The increasing trend of adolescents’ emotional symptoms has become a global public health problem. Especially, adolescents with chronic diseases or disabilities face more risks of emotional problems. Ample evidence showed family environment associates with adolescents’ emotional health. However, the categories of family-related factors that most strongly influence adolescents’ emotional health remained unclear. Additionally, it was not known that whether family environment influences emotional health differently between normally developed adolescents and those with chronic condition(s). Health Behaviours in School-aged Children (HBSC) database provides mass data about adolescents’ self-reported health and social environmental backgrounds, which offers opportunities to apply data-driven approaches to determine critical family environmental factors that influence adolescents’ health. Thus, based on the national HBSC data in the Czech Republic collected from 2017 to 2018, the current study adopted a data-driven method, classification-regression-decision-tree analysis, to investigate the impacts of family environmental factors, including demographic factors and psycho-social factors on adolescents’ emotional health. The results suggested that family psycho-social functions played a significant role in maintaining adolescents’ emotional health. Both normally developed adolescents and chronic-condition(s) adolescents benefited from communication with parents, family support, and parental monitoring. Besides, for adolescents with chronic condition(s), school-related parental support was also meaningful for decreasing emotional problems. In conclusion, the findings suggest the necessity of interventions to strengthen family-school communication and cooperation to improve chronic-disease adolescents’ mental health. The interventions aiming to improve parent-adolescent communication, parental monitoring, and family support are essential for all adolescents.

Introduction

Adolescence is a peak stage for the onset of emotional problems (14). Moreover, the increasing trend of adolescents’ emotional problems has been noted across many regions. For instance, compared to 1986, the prevalence of adolescents’ emotional problems in 2006 was twice higher in England (1). A systematic review suggested that adolescents’ emotional health problems rise to a critical global public health issue, and especially the prevalence is remarkable in high-income countries (4). Besides, emotional symptoms hinder adolescents’ social development and academic performance (57).
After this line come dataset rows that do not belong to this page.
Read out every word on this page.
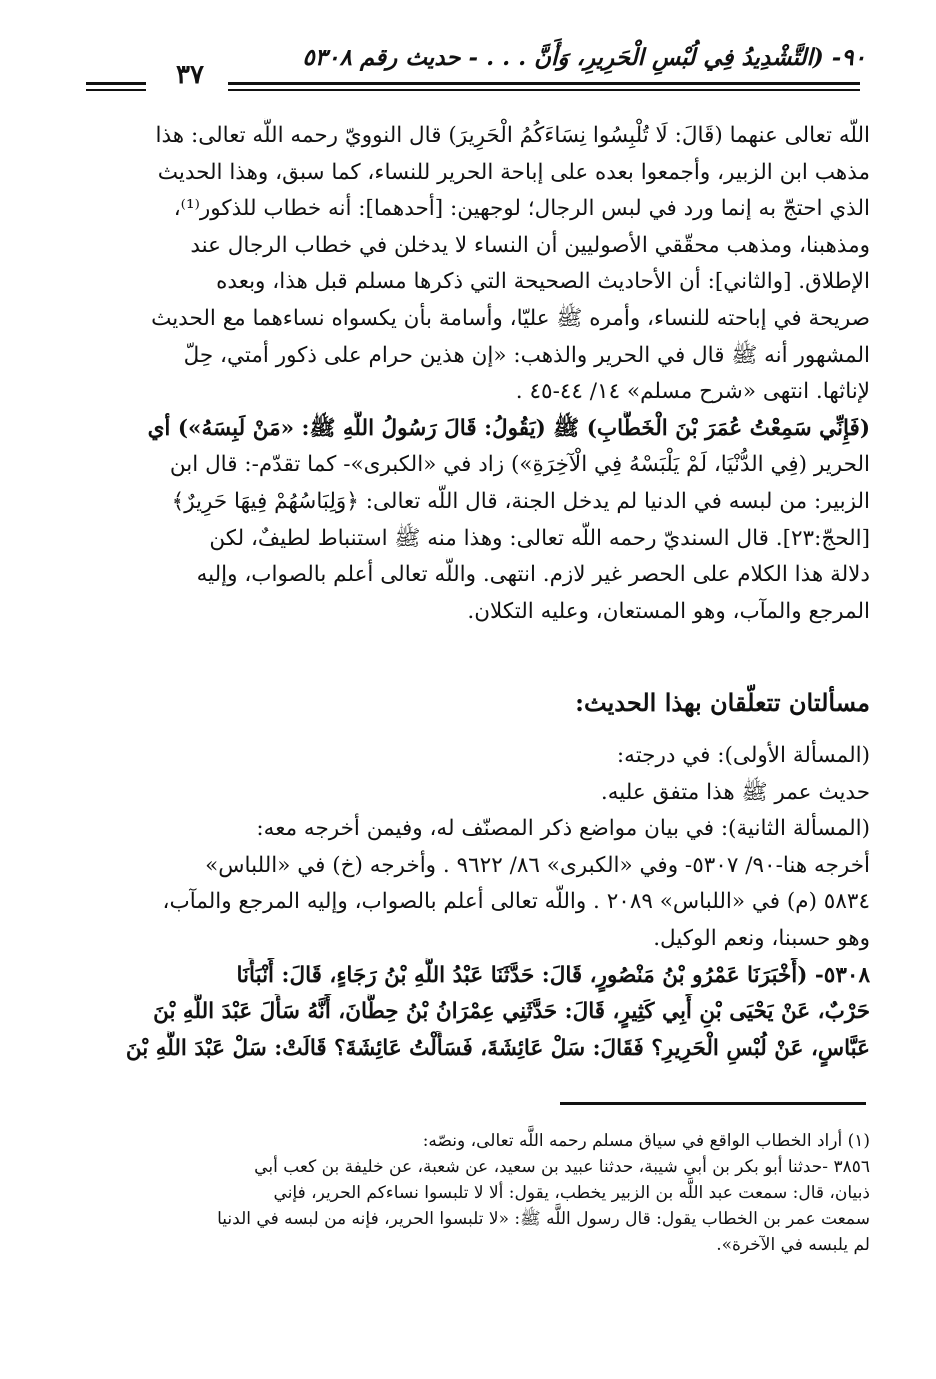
٩٠- (التَّشْدِيدُ فِي لُبْسِ الْحَرِيرِ، وَأَنَّ . . . - حديث رقم ٥٣٠٨
٣٧
اللَّه تعالى عنهما (قَالَ: لَا تُلْبِسُوا نِسَاءَكُمُ الْحَرِيرَ) قال النوويّ رحمه اللَّه تعالى: هذا
مذهب ابن الزبير، وأجمعوا بعده على إباحة الحرير للنساء، كما سبق، وهذا الحديث
الذي احتجّ به إنما ورد في لبس الرجال؛ لوجهين: [أحدهما]: أنه خطاب للذكور⁽¹⁾،
ومذهبنا، ومذهب محقّقي الأصوليين أن النساء لا يدخلن في خطاب الرجال عند
الإطلاق. [والثاني]: أن الأحاديث الصحيحة التي ذكرها مسلم قبل هذا، وبعده
صريحة في إباحته للنساء، وأمره ﷺ عليّا، وأسامة بأن يكسواه نساءهما مع الحديث
المشهور أنه ﷺ قال في الحرير والذهب: «إن هذين حرام على ذكور أمتي، حِلّ
لإناثها. انتهى «شرح مسلم» ١٤/ ٤٤-٤٥ .
(فَإِنِّي سَمِعْتُ عُمَرَ بْنَ الْخَطَّابِ) ﷺ (يَقُولُ: قَالَ رَسُولُ اللَّهِ ﷺ: «مَنْ لَبِسَهُ») أي
الحرير (فِي الدُّنْيَا، لَمْ يَلْبَسْهُ فِي الْآخِرَةِ») زاد في «الكبرى»- كما تقدّم-: قال ابن
الزبير: من لبسه في الدنيا لم يدخل الجنة، قال اللَّه تعالى: ﴿وَلِبَاسُهُمْ فِيهَا حَرِيرٌ﴾
[الحجّ:٢٣]. قال السنديّ رحمه اللَّه تعالى: وهذا منه ﷺ استنباط لطيفٌ، لكن
دلالة هذا الكلام على الحصر غير لازم. انتهى. واللَّه تعالى أعلم بالصواب، وإليه
المرجع والمآب، وهو المستعان، وعليه التكلان.
مسألتان تتعلّقان بهذا الحديث:
(المسألة الأولى): في درجته:
حديث عمر ﷺ هذا متفق عليه.
(المسألة الثانية): في بيان مواضع ذكر المصنّف له، وفيمن أخرجه معه:
أخرجه هنا-٩٠/ ٥٣٠٧- وفي «الكبرى» ٨٦/ ٩٦٢٢ . وأخرجه (خ) في «اللباس»
٥٨٣٤ (م) في «اللباس» ٢٠٨٩ . واللَّه تعالى أعلم بالصواب، وإليه المرجع والمآب،
وهو حسبنا، ونعم الوكيل.
٥٣٠٨- (أَخْبَرَنَا عَمْرُو بْنُ مَنْصُورٍ، قَالَ: حَدَّثَنَا عَبْدُ اللَّهِ بْنُ رَجَاءٍ، قَالَ: أَنْبَأَنَا
حَرْبٌ، عَنْ يَحْيَى بْنِ أَبِي كَثِيرٍ، قَالَ: حَدَّثَنِي عِمْرَانُ بْنُ حِطَّانَ، أَنَّهُ سَأَلَ عَبْدَ اللَّهِ بْنَ
عَبَّاسٍ، عَنْ لُبْسِ الْحَرِيرِ؟ فَقَالَ: سَلْ عَائِشَةَ، فَسَأَلْتُ عَائِشَةَ؟ قَالَتْ: سَلْ عَبْدَ اللَّهِ بْنَ
(١) أراد الخطاب الواقع في سياق مسلم رحمه اللَّه تعالى، ونصّه:
٣٨٥٦ -حدثنا أبو بكر بن أبي شيبة، حدثنا عبيد بن سعيد، عن شعبة، عن خليفة بن كعب أبي
ذبيان، قال: سمعت عبد اللَّه بن الزبير يخطب، يقول: ألا لا تلبسوا نساءكم الحرير، فإني
سمعت عمر بن الخطاب يقول: قال رسول اللَّه ﷺ: «لا تلبسوا الحرير، فإنه من لبسه في الدنيا
لم يلبسه في الآخرة».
Totsika and Sylva’s theory suggested that due to youth’s basic developmental needs, the family environment can influence the next generation’s emotional health from two aspects: family demographic background (e.g., family income and parental employment) and family psycho-social function (e.g., emotional warmth and parental guidance) (8). There were studies echoing the theory. A Danish longitudinal study compared the differences in adolescents’ emotional symptoms between low, medium, and high socioeconomic status (SES) families, and it found that adolescents from medium and high SES families face less risk of emotional symptoms than those from low SES families. However, the increasing trend of adolescents’ emotional symptoms crossing the years is most notable in high-SES families (9). A meta-analysis work noted a significant correlation between SES and children’s and adolescents’ affective disorders (10). In addition, some evidence suggested the importance of family psychological support for adolescents’ affective development. A review from the clinical empirical perspective summarized that, compared to the individual psychological treatment, it is more effective to treat adolescents’ depression by including other family members’ participation and enhancing family communications and supports (11).

It is worth noting that compared to normally developed adolescents, adolescents with chronic disease or disabilities face more challenges for emotional health (12, 13). Therefore, on the basis of Totsika and Sylva’s theory, they need more psychological support from the family (8). A previous study proved that for adolescents with chronic disease, parental involvement and support have positive impacts on their disease self-management, life quality, and wellbeing (14).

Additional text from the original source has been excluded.